We recently connected with Eric Siversen and have shared our conversation below.
Eric, thanks for taking the time to share your stories with us today Alright, so you had your idea and then what happened? Can you walk us through the story of how you went from just an idea to executing on the idea
My most recent company is Viral Blockers and it was born from the pandemic. I was at home with my kids who were all of the sudden home schooled overnight. I had just moved my main e-commerce fulfillment business up to North Carolina. So I had no office to go to, and was looking for ideas to make money. I had a friend who showed me a plexiglass panel that people were using to block germs for covid, and asked if it’s something we could sell. I immediately started researching what the items were selling for in the market, and started looking into getting acrylic and manufacturing Sneeze guards. Luckily I had a friend locally that was able to make us some samples and give us some prototypes. With those I was able to do photography, build a website, start social media, create marketing materials, ads, packaging, and set up online accounts like Amazon, Walmart, and other online platforms. This all took place over a one month period. My kids who were home with me all day, were able to watch me go from idea to a fully operational business in 30 days. I was at my computer in my home office from morning until late at night every single night. I continued to look for other suppliers and get our prices down. I was able to locate another large manufacturer in South Carolina and get even better pricing. However while I was getting everything lined up, acrylic was getting harder and harder to come by and prices were almost doubled. We were able to get started but we’re constantly selling out which was a good and bad thing. So it created some supply issues for us, and forced us to go to China to bring in large amounts to ensure we remained stocked. This got us not only way cheaper pricing, but a steady source of product which was selling like crazy.
Eric, love having you share your insights with us. Before we ask you more questions, maybe you can take a moment to introduce yourself to our readers who might have missed our earlier conversations?
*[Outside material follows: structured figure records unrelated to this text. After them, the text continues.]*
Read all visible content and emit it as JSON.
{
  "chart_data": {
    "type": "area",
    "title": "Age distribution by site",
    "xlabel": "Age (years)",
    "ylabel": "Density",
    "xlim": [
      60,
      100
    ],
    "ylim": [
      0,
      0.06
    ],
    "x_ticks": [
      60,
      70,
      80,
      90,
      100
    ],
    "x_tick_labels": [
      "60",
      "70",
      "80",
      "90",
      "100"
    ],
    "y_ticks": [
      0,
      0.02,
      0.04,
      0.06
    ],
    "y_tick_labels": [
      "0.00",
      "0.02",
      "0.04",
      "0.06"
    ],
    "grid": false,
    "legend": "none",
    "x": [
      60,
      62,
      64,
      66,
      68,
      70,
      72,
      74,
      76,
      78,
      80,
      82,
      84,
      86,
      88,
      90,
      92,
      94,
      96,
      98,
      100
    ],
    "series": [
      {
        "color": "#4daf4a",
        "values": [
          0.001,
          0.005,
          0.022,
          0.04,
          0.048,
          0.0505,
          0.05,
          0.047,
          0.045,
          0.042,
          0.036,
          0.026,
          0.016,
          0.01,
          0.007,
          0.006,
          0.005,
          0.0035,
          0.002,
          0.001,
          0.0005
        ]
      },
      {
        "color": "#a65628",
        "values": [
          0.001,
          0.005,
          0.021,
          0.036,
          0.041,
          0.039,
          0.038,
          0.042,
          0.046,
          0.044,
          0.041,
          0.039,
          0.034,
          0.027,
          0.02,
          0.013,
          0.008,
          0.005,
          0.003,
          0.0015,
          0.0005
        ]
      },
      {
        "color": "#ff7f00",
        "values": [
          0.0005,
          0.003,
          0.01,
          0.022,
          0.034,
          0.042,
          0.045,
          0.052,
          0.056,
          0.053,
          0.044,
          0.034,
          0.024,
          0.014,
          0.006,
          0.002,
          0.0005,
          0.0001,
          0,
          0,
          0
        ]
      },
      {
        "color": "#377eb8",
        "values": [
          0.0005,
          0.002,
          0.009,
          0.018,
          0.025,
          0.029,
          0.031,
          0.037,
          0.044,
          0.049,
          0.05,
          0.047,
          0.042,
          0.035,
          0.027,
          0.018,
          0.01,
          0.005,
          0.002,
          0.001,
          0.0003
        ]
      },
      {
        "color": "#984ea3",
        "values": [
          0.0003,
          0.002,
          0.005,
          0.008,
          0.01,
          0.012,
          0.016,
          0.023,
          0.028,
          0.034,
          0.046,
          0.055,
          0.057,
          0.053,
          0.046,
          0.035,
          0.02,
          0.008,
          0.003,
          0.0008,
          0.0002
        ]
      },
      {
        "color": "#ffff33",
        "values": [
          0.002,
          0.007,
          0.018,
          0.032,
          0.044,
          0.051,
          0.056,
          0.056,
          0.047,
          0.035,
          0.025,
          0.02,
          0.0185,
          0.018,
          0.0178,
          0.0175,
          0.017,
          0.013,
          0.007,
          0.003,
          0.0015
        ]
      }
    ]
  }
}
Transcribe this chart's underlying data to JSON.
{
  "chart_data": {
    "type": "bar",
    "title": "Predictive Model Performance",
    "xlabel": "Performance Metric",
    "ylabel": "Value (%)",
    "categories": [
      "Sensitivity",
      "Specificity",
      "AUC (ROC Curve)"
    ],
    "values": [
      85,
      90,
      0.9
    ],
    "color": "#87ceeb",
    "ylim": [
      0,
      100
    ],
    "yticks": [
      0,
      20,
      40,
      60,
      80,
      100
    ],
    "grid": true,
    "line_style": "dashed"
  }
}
I’ve been in business for myself since I was 22. I’ve always been a hustler and hard worker. I always had a drive to be successful, and was always willing to put in the work do get it done. Most importantly I was willing to take chances. I’ve created many businesses and failed many times. However along the way there have been several great businesses that were very successful, and some that are still going and doing well. The formula I follow most is trying to solve modern day problems for people. I like to watch trends and my mind is constantly thinking of how I can monetize solutions for the masses. I don’t worry about knowing everything about a product or idea at first. I will research and learn everything I need to know to get started, and along the way I usually learn from people I end up working with who have more knowledge in those specific industries.
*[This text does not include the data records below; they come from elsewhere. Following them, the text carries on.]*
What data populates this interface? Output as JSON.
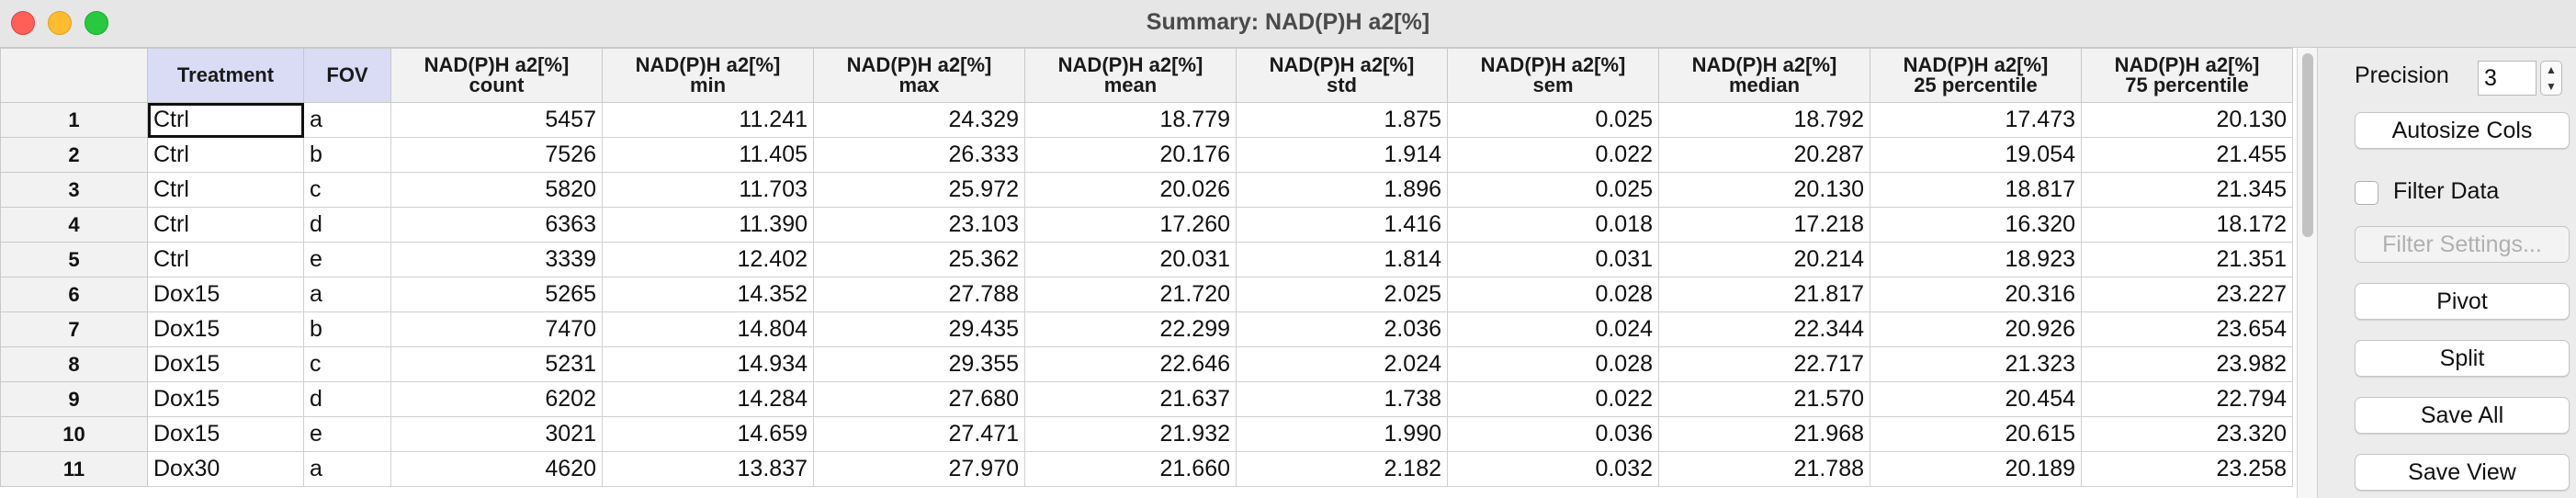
{
  "window": {
    "title": "Summary: NAD(P)H a2[%]"
  },
  "table": {
    "columns": [
      "Treatment",
      "FOV",
      "NAD(P)H a2[%]\ncount",
      "NAD(P)H a2[%]\nmin",
      "NAD(P)H a2[%]\nmax",
      "NAD(P)H a2[%]\nmean",
      "NAD(P)H a2[%]\nstd",
      "NAD(P)H a2[%]\nsem",
      "NAD(P)H a2[%]\nmedian",
      "NAD(P)H a2[%]\n25 percentile",
      "NAD(P)H a2[%]\n75 percentile"
    ],
    "rows": [
      {
        "n": "1",
        "cells": [
          "Ctrl",
          "a",
          "5457",
          "11.241",
          "24.329",
          "18.779",
          "1.875",
          "0.025",
          "18.792",
          "17.473",
          "20.130"
        ]
      },
      {
        "n": "2",
        "cells": [
          "Ctrl",
          "b",
          "7526",
          "11.405",
          "26.333",
          "20.176",
          "1.914",
          "0.022",
          "20.287",
          "19.054",
          "21.455"
        ]
      },
      {
        "n": "3",
        "cells": [
          "Ctrl",
          "c",
          "5820",
          "11.703",
          "25.972",
          "20.026",
          "1.896",
          "0.025",
          "20.130",
          "18.817",
          "21.345"
        ]
      },
      {
        "n": "4",
        "cells": [
          "Ctrl",
          "d",
          "6363",
          "11.390",
          "23.103",
          "17.260",
          "1.416",
          "0.018",
          "17.218",
          "16.320",
          "18.172"
        ]
      },
      {
        "n": "5",
        "cells": [
          "Ctrl",
          "e",
          "3339",
          "12.402",
          "25.362",
          "20.031",
          "1.814",
          "0.031",
          "20.214",
          "18.923",
          "21.351"
        ]
      },
      {
        "n": "6",
        "cells": [
          "Dox15",
          "a",
          "5265",
          "14.352",
          "27.788",
          "21.720",
          "2.025",
          "0.028",
          "21.817",
          "20.316",
          "23.227"
        ]
      },
      {
        "n": "7",
        "cells": [
          "Dox15",
          "b",
          "7470",
          "14.804",
          "29.435",
          "22.299",
          "2.036",
          "0.024",
          "22.344",
          "20.926",
          "23.654"
        ]
      },
      {
        "n": "8",
        "cells": [
          "Dox15",
          "c",
          "5231",
          "14.934",
          "29.355",
          "22.646",
          "2.024",
          "0.028",
          "22.717",
          "21.323",
          "23.982"
        ]
      },
      {
        "n": "9",
        "cells": [
          "Dox15",
          "d",
          "6202",
          "14.284",
          "27.680",
          "21.637",
          "1.738",
          "0.022",
          "21.570",
          "20.454",
          "22.794"
        ]
      },
      {
        "n": "10",
        "cells": [
          "Dox15",
          "e",
          "3021",
          "14.659",
          "27.471",
          "21.932",
          "1.990",
          "0.036",
          "21.968",
          "20.615",
          "23.320"
        ]
      },
      {
        "n": "11",
        "cells": [
          "Dox30",
          "a",
          "4620",
          "13.837",
          "27.970",
          "21.660",
          "2.182",
          "0.032",
          "21.788",
          "20.189",
          "23.258"
        ]
      }
    ]
  },
  "panel": {
    "precision_label": "Precision",
    "precision_value": "3",
    "autosize_label": "Autosize Cols",
    "filter_data_label": "Filter Data",
    "filter_data_checked": false,
    "filter_settings_label": "Filter Settings...",
    "pivot_label": "Pivot",
    "split_label": "Split",
    "save_all_label": "Save All",
    "save_view_label": "Save View"
  },
  "icons": {
    "stepper": "stepper-icon"
  },
  "colors": {
    "close": "#fe5f57",
    "minimize": "#febc2e",
    "maximize": "#28c840",
    "highlighted_header": "#dadcf6"
  }
}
Now that I have been in e-commerce for about 12 years, I have learned how to sell products online successfully. Being able to create brands, and move products through my current distribution channels makes it much easier to try out selling items without having to invest too much up front. That risk/reward ratio is a huge benefit.
I Would say I was most proud of my kids watching me start my latest business from scratch. They were able to see the dedication and work ethic needed to be successful. We would talk each day about what was going on, and I would show them the success along the way. That’s knowledge they don’t teach in schools. Most people never have a chance to learn or see it happen. So I hope that resonates with them as they complete school, and decide what path they want to head down in life.
Can you share one of your favorite marketing or sales stories?
We targeted our marketing of the plexiglass sneeze guards to schools. We we fortunate to sell to a large amount of the top universities across the US. One of the universities were doing a large amount of custom panels for was Belmont University. We were going building by building and getting them ready to open back up from online classes. We later found out that they were doing the final presidential debate at their school. They were in need of some panels and some needed to be rushed as they were going to be used on stage. So we were very excited to be part of this and made sure to rush the order and deliver in time for the final debate between Trump and Biden. We got everything finished, and went home to watch our products be used on stage. The media was taking about it before the debate started, as sneeze guards were just used prior in the Vice President debate. So it was great for us to get all that attention to our products. Then the debate was getting ready to begin and they showed Trump walk out and I didn’t see any of the panels on stage. It turned out they decided against them at the last minute and we never got to see it be used. So while that was a disappointment, overall I was happy to even be a part of the process.
We’d really appreciate if you could talk to us about how you figured out the manufacturing process./
I have been manufacturing products for the last decade. I had no experience. There was lots of trial and error and finding the right factories and suppliers was crucial. I travelled to China back in 2013 and stayed there for a month. On that trip I met factories and built some relationships that have changed my life. A few of those people are like extended family to me as well as business partners to this day. Many times quality is an issue, so finding the right manufacturing partners is crucial. There are items that exist in the market you only have to make slight changes to, and then there are items you have to create from scratch which may take some back and forth to lock in the perfect design. Having the right factories, and the right partners are the key to success in manufacturing. I would travel to china every year for several weeks to keep those relationships strong and make sure they were always aligned with my vision for the items we created. Another big factor is pricing. Finding the sources to create items without a middle man, is extremely important. You need to be able to offer pricing nobody can beat, while delivering quality products.